Kelompok Pertama Pemberontak Mulai Tinggalkan Idlib
Oleh
Elok Dyah Messwati
·3 menit baca
Lembaga Syrian Observatory for Human Rights (SOHR) pada Minggu (30/9/2018) menyatakan bahwa kelompok pemberontak Failaq al-Sham telah mulai menarik pasukan dan senjata berat dari zona demiliterisasi di Idlib, Suriah barat laut.
Rami Abdulrahman, Kepala SOHR yang berbasis di Inggris menjelaskan, kelompok pemberontak ini adalah yang pertama menjalankan persyaratan untuk meninggalkan zona penyangga demiliterisasi yang dibentuk oleh Turki dan Rusia. Zona demiliterisasi dibuat guna mencegah serangan tentara Suriah yang didukung Rusia.
Sumber dari kelompok pemberontak belum dapat dihubungi untuk dimintai komentar. "Kelompok pemberontak menarik pasukan dan senjata berat dalam kelompok kecil dari pedesaan Aleppo selatan, berdekatan dengan provinsi Idlib, yang merupakan bagian dari zona demiliterisasi ke arah barat," ungkap Abdulrahman.
Zona demiliterisasi membentang 15 hingga 20 km di sepanjang garis kontak antara kelompok pemberontak dan pasukan pemerintah Suriah, dan dijaga oleh pasukan Turki serta Rusia. Kedua negara setuju pada pertengahan September 2018 untuk membentuk zona demiliterisasi di Provinsi Idlib. Dari wilayah ini, kelompok pemberontak diminta mundur hingga pertengahan bulan depan.
Failaq al-Sham adalah kelompok terbesar ketiga di antara kelompok-kelompok pemberontak di Suriah barat laut. Kelompok terbesar, Tahrir al-Sham, belum mengumumkan sikapnya mengenai kesepakatan tersebut.

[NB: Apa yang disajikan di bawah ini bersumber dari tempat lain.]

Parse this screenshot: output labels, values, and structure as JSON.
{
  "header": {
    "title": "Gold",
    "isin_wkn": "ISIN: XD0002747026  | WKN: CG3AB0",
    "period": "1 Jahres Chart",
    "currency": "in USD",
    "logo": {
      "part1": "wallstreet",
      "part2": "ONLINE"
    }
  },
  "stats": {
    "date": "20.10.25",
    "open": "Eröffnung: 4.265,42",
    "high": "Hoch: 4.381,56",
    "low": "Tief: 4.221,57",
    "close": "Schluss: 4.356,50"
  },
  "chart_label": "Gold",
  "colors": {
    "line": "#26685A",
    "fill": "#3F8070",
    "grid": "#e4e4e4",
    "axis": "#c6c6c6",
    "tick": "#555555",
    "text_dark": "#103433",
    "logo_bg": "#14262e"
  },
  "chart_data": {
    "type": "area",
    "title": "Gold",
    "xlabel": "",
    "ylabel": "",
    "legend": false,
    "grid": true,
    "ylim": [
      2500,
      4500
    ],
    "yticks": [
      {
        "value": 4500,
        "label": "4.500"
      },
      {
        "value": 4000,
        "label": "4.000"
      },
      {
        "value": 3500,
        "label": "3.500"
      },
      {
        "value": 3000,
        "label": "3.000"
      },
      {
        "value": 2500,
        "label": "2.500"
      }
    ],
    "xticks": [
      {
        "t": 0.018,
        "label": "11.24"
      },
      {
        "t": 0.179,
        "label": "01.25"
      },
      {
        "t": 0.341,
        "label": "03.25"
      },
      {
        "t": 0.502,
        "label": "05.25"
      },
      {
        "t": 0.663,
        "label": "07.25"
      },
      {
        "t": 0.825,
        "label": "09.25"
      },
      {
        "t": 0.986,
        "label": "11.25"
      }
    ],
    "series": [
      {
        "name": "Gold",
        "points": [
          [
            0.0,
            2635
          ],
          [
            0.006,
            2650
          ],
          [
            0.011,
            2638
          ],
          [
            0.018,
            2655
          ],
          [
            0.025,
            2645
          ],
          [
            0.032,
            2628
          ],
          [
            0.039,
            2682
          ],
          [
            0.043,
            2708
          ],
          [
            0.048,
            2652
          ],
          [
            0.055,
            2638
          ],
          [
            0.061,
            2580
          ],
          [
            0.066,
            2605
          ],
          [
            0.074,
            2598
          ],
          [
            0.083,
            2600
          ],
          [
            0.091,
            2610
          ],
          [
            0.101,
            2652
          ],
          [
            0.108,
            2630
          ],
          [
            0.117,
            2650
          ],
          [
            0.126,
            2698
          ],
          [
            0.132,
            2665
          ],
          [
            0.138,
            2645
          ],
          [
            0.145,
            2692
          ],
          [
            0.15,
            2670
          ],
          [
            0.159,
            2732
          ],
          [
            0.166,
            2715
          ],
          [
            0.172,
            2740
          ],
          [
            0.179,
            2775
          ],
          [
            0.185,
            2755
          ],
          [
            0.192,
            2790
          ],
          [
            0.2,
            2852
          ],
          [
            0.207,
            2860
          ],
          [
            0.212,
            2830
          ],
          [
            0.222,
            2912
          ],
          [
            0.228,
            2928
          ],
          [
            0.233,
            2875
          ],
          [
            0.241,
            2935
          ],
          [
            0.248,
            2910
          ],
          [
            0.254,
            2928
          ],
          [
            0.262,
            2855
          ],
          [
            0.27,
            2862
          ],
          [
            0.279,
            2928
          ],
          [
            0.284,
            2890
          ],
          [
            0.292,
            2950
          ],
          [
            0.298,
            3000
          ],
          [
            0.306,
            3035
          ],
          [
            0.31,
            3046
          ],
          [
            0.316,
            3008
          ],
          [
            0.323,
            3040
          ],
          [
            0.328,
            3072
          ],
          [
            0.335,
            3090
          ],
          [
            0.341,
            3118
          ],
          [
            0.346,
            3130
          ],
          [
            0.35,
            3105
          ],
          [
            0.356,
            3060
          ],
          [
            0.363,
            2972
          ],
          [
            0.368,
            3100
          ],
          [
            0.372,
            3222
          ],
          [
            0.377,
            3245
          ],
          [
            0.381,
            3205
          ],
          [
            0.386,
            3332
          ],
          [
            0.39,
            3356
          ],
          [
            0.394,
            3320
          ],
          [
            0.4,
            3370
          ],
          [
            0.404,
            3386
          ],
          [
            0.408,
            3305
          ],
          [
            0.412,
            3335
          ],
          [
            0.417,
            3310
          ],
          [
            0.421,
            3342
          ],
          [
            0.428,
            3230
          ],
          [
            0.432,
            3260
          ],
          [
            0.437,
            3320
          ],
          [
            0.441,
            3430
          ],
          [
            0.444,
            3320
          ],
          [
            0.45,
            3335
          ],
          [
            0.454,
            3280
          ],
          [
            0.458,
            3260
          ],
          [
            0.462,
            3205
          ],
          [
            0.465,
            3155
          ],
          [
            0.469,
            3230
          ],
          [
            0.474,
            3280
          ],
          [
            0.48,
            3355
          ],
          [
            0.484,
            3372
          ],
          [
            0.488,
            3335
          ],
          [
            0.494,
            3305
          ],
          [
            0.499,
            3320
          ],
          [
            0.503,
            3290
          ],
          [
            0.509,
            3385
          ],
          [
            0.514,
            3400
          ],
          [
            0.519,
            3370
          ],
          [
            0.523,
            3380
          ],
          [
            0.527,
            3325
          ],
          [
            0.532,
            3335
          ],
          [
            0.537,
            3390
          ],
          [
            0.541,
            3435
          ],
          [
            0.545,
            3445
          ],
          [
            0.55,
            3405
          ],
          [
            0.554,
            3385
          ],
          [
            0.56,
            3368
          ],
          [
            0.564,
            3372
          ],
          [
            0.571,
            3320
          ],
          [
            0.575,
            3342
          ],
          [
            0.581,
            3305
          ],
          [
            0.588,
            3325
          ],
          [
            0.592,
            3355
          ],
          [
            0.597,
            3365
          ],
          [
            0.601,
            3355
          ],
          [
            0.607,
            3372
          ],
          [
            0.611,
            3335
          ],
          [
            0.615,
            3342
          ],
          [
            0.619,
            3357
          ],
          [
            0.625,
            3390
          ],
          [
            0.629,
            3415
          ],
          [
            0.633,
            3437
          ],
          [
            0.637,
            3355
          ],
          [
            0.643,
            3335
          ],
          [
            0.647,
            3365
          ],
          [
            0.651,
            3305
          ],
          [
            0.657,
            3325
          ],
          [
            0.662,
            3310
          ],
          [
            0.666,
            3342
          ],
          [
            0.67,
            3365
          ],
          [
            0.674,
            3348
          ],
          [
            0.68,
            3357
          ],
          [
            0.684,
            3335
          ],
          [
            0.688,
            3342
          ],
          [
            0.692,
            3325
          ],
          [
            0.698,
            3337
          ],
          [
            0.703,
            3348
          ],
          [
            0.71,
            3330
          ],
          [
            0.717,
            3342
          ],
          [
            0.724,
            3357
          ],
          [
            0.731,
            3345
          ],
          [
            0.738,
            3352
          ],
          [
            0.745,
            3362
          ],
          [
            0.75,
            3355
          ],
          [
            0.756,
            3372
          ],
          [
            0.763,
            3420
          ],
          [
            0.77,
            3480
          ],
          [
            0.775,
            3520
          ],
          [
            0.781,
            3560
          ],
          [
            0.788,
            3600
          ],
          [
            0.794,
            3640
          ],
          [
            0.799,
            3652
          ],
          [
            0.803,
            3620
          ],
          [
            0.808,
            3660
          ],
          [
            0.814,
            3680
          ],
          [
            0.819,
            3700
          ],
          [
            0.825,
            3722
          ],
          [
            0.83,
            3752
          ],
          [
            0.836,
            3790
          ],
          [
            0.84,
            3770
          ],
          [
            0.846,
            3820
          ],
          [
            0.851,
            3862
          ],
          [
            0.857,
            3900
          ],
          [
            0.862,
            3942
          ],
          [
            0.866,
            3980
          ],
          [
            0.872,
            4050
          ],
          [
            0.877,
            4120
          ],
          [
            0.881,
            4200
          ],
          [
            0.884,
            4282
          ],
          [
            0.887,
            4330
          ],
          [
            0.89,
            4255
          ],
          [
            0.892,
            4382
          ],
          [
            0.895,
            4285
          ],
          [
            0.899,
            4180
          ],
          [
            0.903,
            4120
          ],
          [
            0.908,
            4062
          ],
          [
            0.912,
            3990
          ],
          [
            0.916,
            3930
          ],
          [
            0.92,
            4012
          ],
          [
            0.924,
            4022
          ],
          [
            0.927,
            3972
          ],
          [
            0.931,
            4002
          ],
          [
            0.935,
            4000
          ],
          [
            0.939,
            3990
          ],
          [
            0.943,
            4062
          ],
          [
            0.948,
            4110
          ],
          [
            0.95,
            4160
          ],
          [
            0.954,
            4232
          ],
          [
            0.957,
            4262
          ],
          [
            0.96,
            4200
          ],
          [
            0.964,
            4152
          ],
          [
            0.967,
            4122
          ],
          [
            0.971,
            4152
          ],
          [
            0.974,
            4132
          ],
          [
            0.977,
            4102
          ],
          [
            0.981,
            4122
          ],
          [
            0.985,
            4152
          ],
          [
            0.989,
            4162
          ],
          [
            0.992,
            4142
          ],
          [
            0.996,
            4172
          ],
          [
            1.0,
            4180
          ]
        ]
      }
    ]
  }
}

Failaq al-Sham memiliki 8.500 hingga 10.000 milisi yang merupakan bagian dari aliansi yang didukung Turki yang dikenal sebagai Front Pembebasan Nasional (NLF). Dibentuk pada bulan Agustus, NLF menggabungkan kelompok Ahrar al-Sham dan Nureddine al-Zinki dengan faksi-faksi pemberontak lainnya yang didukung Turki.
Pembentukan NLF bertujuan melawan perkembangan kekuatan Hayat Tahrir al-Sham (HTS) yang menguasai 60 persen wilayah Provinsi Idlib. NLF menguasai sisa Provinsi Idlib dan aktif di beberapa bagian di Provinsi Aleppo, Hama, dan Latakia yang berdekatan.
Pada 17 September, Presiden Rusia Vladimir Putin dan Presiden Turki Recep Tayyip Erdogan setuju untuk membentuk zona demiliterisasi setelah pembicaraan di resor Sochi, Rusia. Berdasarkan kesepakatan tersebut, koridor selebar 15-20 kilometer akan dibentuk pada 15 Oktober 2018. Artinya, semua pasukan kelompok pemberontak harus mundur, membuka jalan bagi patroli pasukan Turki dan Rusia di daerah tersebut.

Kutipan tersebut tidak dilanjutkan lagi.